Mass retail is at a crossroads. Many of the iconic brands that are mainstays for our biggest and best malls are announcing layoffs and closures. The traditional brick-and-mortar store continues to see reduced foot traffic and most can’t seem to find a remedy. Amid this retail doom and gloom, however, there is one retailer that is rising above the rest: Ulta Beauty.
In the face (pun intended) of such uncertainty, Ulta announced outstanding fourth quarter results last month and an expansion of its brick-and-mortar footprint. It will open nearly 100 new stores in 2017, with 13 locations set for a remodel. It also plans to open its first-ever Manhattan location on the Upper East Side. While its peers are struggling to evolve their physical presence, Ulta is bracing for more foot traffic than ever before.

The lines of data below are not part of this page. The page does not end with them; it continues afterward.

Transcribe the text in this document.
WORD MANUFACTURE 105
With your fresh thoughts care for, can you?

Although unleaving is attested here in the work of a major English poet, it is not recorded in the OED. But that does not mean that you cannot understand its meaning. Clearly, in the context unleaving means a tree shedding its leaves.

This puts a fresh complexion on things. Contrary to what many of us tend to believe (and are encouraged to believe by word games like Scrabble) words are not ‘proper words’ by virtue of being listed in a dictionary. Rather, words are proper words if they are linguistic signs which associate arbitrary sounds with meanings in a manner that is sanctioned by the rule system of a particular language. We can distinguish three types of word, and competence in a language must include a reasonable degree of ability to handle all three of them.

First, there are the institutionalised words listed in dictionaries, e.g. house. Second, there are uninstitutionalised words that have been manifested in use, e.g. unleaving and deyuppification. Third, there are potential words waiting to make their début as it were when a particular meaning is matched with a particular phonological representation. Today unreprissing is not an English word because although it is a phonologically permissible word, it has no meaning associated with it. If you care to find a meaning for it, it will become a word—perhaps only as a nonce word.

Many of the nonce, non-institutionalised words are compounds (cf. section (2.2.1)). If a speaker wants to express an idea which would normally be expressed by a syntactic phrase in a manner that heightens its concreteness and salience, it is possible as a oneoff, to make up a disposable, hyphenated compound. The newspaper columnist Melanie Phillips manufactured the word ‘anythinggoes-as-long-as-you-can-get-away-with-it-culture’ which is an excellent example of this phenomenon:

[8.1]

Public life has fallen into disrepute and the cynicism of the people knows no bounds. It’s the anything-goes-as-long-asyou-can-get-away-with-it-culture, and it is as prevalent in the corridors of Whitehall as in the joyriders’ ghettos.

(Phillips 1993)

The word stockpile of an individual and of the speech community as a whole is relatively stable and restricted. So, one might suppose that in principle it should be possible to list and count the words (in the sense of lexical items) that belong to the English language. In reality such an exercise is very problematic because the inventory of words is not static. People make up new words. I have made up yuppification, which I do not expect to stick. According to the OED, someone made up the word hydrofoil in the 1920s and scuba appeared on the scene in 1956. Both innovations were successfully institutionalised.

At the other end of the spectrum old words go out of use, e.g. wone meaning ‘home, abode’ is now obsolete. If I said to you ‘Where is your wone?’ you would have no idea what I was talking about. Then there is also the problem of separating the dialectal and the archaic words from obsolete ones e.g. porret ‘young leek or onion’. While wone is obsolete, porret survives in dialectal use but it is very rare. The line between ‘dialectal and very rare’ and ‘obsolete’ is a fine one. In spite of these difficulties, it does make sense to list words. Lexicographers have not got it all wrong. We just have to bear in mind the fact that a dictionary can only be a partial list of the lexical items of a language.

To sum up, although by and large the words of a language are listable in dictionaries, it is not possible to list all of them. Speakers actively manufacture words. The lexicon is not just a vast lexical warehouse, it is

How has Ulta achieved such success in the traditionally congested beauty products market? Its beautifully blended online and offline experiences, along with a focus on unique in-store experiences and convenience are inevitably what propelled it to this position. The company’s leaders have thoughtfully pondered its holistic existence — and they’ve nailed it.
For instance, in a try-before-you-buy category, Ulta excels at accessibility and trialability. Reiterating this point, Steph Wissink, an analyst at Piper Jaffray, stated: “People like to be able to experiment with products most notably at the very high-end price range, so Ulta provides a contemporary environment for that process.” This experimental culture makes it tough for niche online players to compete.

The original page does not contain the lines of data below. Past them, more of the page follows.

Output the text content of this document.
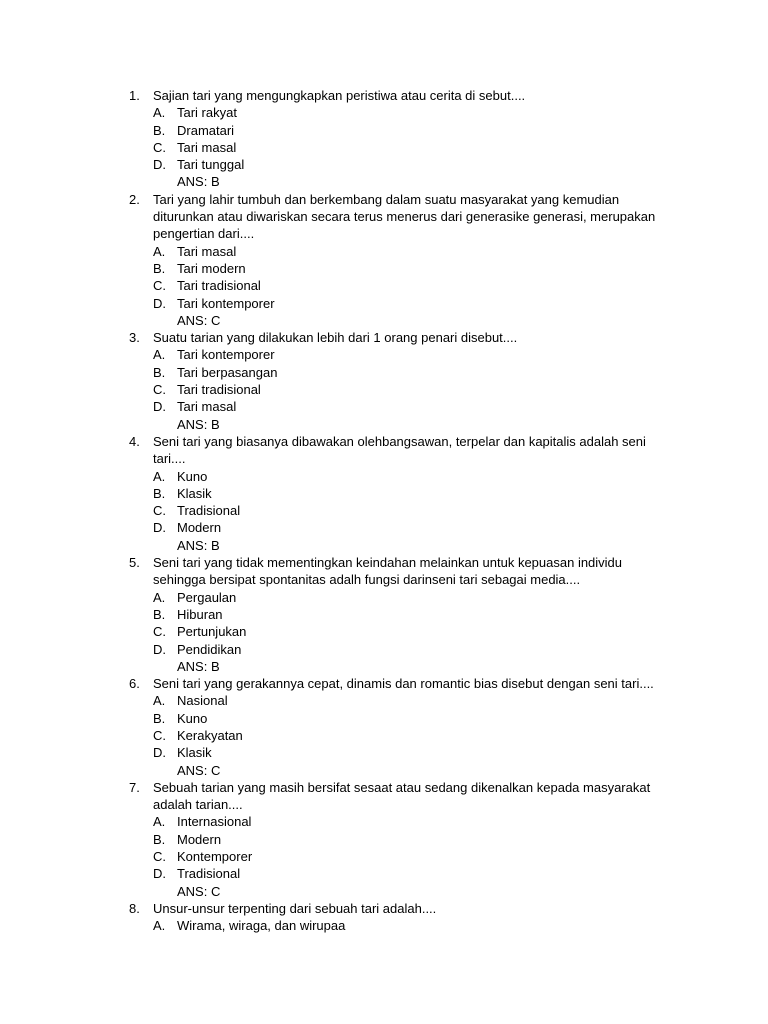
1. Sajian tari yang mengungkapkan peristiwa atau cerita di sebut....
A. Tari rakyat
B. Dramatari
C. Tari masal
D. Tari tunggal
ANS: B
2. Tari yang lahir tumbuh dan berkembang dalam suatu masyarakat yang kemudian
diturunkan atau diwariskan secara terus menerus dari generasike generasi, merupakan
pengertian dari....
A. Tari masal
B. Tari modern
C. Tari tradisional
D. Tari kontemporer
ANS: C
3. Suatu tarian yang dilakukan lebih dari 1 orang penari disebut....
A. Tari kontemporer
B. Tari berpasangan
C. Tari tradisional
D. Tari masal
ANS: B
4. Seni tari yang biasanya dibawakan olehbangsawan, terpelar dan kapitalis adalah seni
tari....
A. Kuno
B. Klasik
C. Tradisional
D. Modern
ANS: B
5. Seni tari yang tidak mementingkan keindahan melainkan untuk kepuasan individu
sehingga bersipat spontanitas adalh fungsi darinseni tari sebagai media....
A. Pergaulan
B. Hiburan
C. Pertunjukan
D. Pendidikan
ANS: B
6. Seni tari yang gerakannya cepat, dinamis dan romantic bias disebut dengan seni tari....
A. Nasional
B. Kuno
C. Kerakyatan
D. Klasik
ANS: C
7. Sebuah tarian yang masih bersifat sesaat atau sedang dikenalkan kepada masyarakat
adalah tarian....
A. Internasional
B. Modern
C. Kontemporer
D. Tradisional
ANS: C
8. Unsur-unsur terpenting dari sebuah tari adalah....
A. Wirama, wiraga, dan wirupaa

Similarly, Ulta has echoed accessibility in its expansion efforts. You’ll typically find it situated in high-traffic, off-mall locations such as power centers. Notably, power centers have grown like weeds in the past 25 years and many include other destination retailers like Dick’s Sporting Goods, PetSmart or Whole Foods. Ulta noticed a shift away from the traditional department store and took advantage of it.

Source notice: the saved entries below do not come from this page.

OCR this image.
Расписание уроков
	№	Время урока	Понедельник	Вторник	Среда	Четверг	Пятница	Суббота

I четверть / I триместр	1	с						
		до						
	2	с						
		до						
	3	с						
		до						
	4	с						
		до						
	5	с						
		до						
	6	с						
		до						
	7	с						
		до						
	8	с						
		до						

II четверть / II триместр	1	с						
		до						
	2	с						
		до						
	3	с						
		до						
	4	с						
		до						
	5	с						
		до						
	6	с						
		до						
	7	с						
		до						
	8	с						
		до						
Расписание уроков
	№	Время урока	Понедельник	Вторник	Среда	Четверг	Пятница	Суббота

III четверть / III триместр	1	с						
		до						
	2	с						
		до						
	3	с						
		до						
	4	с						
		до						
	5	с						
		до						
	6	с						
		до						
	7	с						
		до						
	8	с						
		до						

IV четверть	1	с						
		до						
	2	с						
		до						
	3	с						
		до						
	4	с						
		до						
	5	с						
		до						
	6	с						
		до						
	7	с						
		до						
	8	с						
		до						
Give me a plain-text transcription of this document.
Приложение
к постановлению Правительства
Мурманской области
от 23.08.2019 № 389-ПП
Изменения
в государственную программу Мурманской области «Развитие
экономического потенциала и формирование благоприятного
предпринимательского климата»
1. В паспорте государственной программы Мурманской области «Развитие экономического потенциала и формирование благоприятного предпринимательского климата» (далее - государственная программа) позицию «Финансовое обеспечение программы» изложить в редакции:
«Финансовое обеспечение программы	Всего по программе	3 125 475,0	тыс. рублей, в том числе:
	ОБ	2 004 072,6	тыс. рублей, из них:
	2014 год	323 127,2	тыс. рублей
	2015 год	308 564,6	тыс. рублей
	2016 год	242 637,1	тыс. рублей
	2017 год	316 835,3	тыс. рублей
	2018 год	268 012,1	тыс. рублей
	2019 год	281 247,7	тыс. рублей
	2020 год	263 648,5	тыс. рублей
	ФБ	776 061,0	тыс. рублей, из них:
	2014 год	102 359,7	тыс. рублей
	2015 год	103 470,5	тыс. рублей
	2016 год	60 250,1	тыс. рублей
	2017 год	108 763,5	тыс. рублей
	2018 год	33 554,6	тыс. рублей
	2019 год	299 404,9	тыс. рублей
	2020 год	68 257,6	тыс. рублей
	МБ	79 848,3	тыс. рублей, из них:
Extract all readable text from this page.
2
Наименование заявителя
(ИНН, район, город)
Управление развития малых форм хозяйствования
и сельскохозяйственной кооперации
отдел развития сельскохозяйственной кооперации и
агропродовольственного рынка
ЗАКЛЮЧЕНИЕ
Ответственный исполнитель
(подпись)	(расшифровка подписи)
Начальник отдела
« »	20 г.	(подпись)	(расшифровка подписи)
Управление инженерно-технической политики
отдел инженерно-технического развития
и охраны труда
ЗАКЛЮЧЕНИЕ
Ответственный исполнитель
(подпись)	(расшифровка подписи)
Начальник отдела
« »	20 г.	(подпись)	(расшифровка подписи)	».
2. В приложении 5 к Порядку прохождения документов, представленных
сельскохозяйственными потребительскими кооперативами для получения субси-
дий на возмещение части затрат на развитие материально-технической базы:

For many, the appeal of Ulta is in its one-stop shop experience. There’s no need for customers to look any further because their favorite brands are all under one roof. The recent addition of Estee Lauder’s MAC brand is further edification of this. Rolling out this spring, it will be in 100 stores by the end of the year. Ulta clearly adheres to its “All Things Beauty, All in One Place” mantra, offering over 20,000 brands from more than 500 brands.
Experience and accessibility are certainly unique to Ulta’s offering, but there may be a bigger context here. Namely, people used to buy beauty products at department stores. However, their sales are down more than 30% since 2001. This left an opening for someone to come in and grab market share in the beauty category, and Ulta is an outgrowth of this.
Ultimately, Ulta’s in-store products and services are what set it apart in the physical retail space. Understanding that salon guests spend nearly triple that of the average customer, it capitalized on the opportunity and this has only further elevated the brand. It’s clear that customers crave unique in-store experiences, but how does this play with its online presence?
It’s all about integration. Ulta’s website allows customers to shop, redeem rewards and book appointments all in one place. Its online presence is largely an extension of the physical store and provides a compelling cross-channel experience.
Additionally, its smart investments in this arena continue to yield dividends. In 2016, it opened a new distribution center in Dallas and expanded distribution capabilities at its Greenwood, Indiana, distribution center, which improved processing times and triggered a 59% increase to its e-commerce business.
Even industry giants like Amazon haven’t been able to crack the competitive beauty market yet.
“Until Amazon creates a drone that can cut your hair, there's a physical and real reason to come to the store,” said Ulta’s CEO Mary Dillon. Retailers who aim to compete in the volatile retail environment should follow Ulta’s example and figure out why customers should shop with their brand, instead of Amazon.
In a world where Amazon exists, how can the physical store be a valuable part of the customer journey? It all comes down to understanding what the biggest points of friction are for your customers. It’s not rocket science – and you certainly don’t need to out innovate your competitors. Retailers simply need to understand their customers, their shopping journeys and the pain points they face along the way.
Today’s retailers should take notes from Ulta’s example. When in-store and online shopping experiences can play well together, customers won’t think twice when choosing where to shop.